For some time now in American English, there has been a strong tendency to replace the traditional complement––here a postposition––after the verb head, namely for, by the formerly non-normative to, resulting in a contemporary vacillation between the two constructions. This variation can be used to illustrate many aspects of the entire process of change, each of which merits separate treatment.
Leaving aside all but the raison d’être, we can first compare the meanings of the alternating postpositions. To generally means ‘in the direction of’ something after verbs of motion, as in the prototypical go to, without, however, precluding the attainment of the goal of the verb. Hence, in a command to a child such as go to your mother, both the directional and the telic meanings are present: going involves both starting out in some direction and having a possible goal, although reaching that goal may not be explicit (as it is in go to school, to work, etc.). For after verbs of motion reverses the hierarchical relationship between directionality and telicity: in a colloquial American expression such as go for it, the directional aspect of for is completely subordinated by the meaning of attaining a goal.
In head for the telic aspect also predominates: the phrase not only means setting out in a certain direction (which is presupposed) but makes the attainment of a goal its primary content. It is in this respect that the phrase differs from head toward: the meaning of toward is essentially the same as that of to when they function as verbal complements. The difference is rendered explicit when the object is a quintessentially directional substantive, as with a compass point. Hence the contrast between head for the hills and head toward the east, with *head for the east being unidiomatic (cf. the complement-less head east).
From the point of view of linguistic structure, one might infer from the foregoing analysis that there is something about the semantics of the two postpositions that is at stake, specifically a difference of rank in the semantic syntagms associated with each of them. An analysis that trades in competing semantic hierarchies may not seem to constitute an explanation of the change from one syntactic pattern to another, but this is not strictly so. The nature of grammar is such that what appears in speech or is expressed can always be traced to underlying grammatical relations, which are semantic in their essence, as its cause.
But in the syntactic change discussed above, one unsatisfied with this type of intrinsic explanation might wish to speculate about causes inherent in the larger communicative situation. Although hard evidence is unavailable, perhaps the change has its transcendent explanation in the larger tendency within contemporary American culture to neutralize social hierarchies, i.e., to scant hypotaxis in favor of parataxis. With the encompassing social structure and its flux as a reference point, the change in grammar would find its place as a piece of worldmaking.

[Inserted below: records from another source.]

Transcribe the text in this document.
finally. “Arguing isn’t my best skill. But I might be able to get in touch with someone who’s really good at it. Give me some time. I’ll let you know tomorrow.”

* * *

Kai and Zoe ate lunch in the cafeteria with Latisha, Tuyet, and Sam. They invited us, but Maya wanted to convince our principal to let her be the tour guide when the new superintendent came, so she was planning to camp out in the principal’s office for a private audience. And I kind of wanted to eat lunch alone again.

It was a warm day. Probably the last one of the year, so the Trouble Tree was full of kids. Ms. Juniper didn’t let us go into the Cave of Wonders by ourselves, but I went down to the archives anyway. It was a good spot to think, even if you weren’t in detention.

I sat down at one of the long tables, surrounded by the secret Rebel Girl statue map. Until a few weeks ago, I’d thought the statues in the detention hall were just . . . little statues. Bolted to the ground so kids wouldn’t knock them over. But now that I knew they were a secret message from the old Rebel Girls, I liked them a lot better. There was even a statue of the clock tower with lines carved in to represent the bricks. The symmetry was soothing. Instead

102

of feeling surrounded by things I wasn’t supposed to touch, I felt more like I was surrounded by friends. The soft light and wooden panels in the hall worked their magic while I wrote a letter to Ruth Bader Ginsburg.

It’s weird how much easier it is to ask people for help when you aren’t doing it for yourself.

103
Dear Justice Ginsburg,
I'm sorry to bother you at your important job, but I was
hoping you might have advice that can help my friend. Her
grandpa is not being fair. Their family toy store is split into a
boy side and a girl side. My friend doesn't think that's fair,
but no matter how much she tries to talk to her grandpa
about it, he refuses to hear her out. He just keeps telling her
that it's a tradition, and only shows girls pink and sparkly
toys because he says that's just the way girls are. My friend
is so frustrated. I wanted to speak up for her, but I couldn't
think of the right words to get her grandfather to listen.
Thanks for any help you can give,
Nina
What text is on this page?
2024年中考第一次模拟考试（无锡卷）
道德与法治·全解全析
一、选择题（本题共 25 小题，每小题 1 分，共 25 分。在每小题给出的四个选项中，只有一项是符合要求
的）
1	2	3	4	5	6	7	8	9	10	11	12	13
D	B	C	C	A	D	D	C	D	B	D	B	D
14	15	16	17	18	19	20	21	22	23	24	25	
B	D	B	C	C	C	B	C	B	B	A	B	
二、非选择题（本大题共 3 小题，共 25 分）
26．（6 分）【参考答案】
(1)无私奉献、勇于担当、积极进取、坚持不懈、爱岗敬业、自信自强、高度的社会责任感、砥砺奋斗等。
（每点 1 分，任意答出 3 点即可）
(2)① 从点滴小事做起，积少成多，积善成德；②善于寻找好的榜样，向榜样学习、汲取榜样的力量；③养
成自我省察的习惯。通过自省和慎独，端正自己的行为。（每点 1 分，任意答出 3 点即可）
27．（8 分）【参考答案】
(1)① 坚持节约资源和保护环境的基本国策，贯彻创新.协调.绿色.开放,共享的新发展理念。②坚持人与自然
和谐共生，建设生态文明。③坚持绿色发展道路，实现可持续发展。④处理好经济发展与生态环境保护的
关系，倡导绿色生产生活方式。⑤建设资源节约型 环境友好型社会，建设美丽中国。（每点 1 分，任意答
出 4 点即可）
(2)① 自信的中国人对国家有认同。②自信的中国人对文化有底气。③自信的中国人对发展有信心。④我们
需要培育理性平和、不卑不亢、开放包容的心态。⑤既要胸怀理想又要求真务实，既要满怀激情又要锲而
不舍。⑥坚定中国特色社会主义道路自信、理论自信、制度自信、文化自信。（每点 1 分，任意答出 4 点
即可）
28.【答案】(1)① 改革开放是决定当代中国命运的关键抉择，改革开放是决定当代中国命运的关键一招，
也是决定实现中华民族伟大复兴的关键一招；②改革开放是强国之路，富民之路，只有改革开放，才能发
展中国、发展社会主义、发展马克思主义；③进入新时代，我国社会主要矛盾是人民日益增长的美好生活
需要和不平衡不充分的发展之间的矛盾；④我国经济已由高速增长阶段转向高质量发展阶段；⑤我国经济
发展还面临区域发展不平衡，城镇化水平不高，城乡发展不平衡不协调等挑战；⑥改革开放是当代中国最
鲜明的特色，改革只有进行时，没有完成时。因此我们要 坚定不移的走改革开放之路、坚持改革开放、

This kind of explanation may be extrinsic to grammar proper, but there is also no gainsaying that syntax connects with reality in just this sort of way. In the change at hand, to repeat, we would seem to have a leveling of hierarchy––parataxis triumphing over hypotaxis. The constituents being leveled in meaning are the two complements in conjunction with the two derived (figurative) meanings of head. Head participates with for in creating a compound meaning involving telicity by imparting its meaning/function as the locus of cogitation (thought, planning) to the phrase. When head combines with to, however, its contribution to the compound is limited to the aspect of directionality: setting out in a certain direction means having the “head” go first.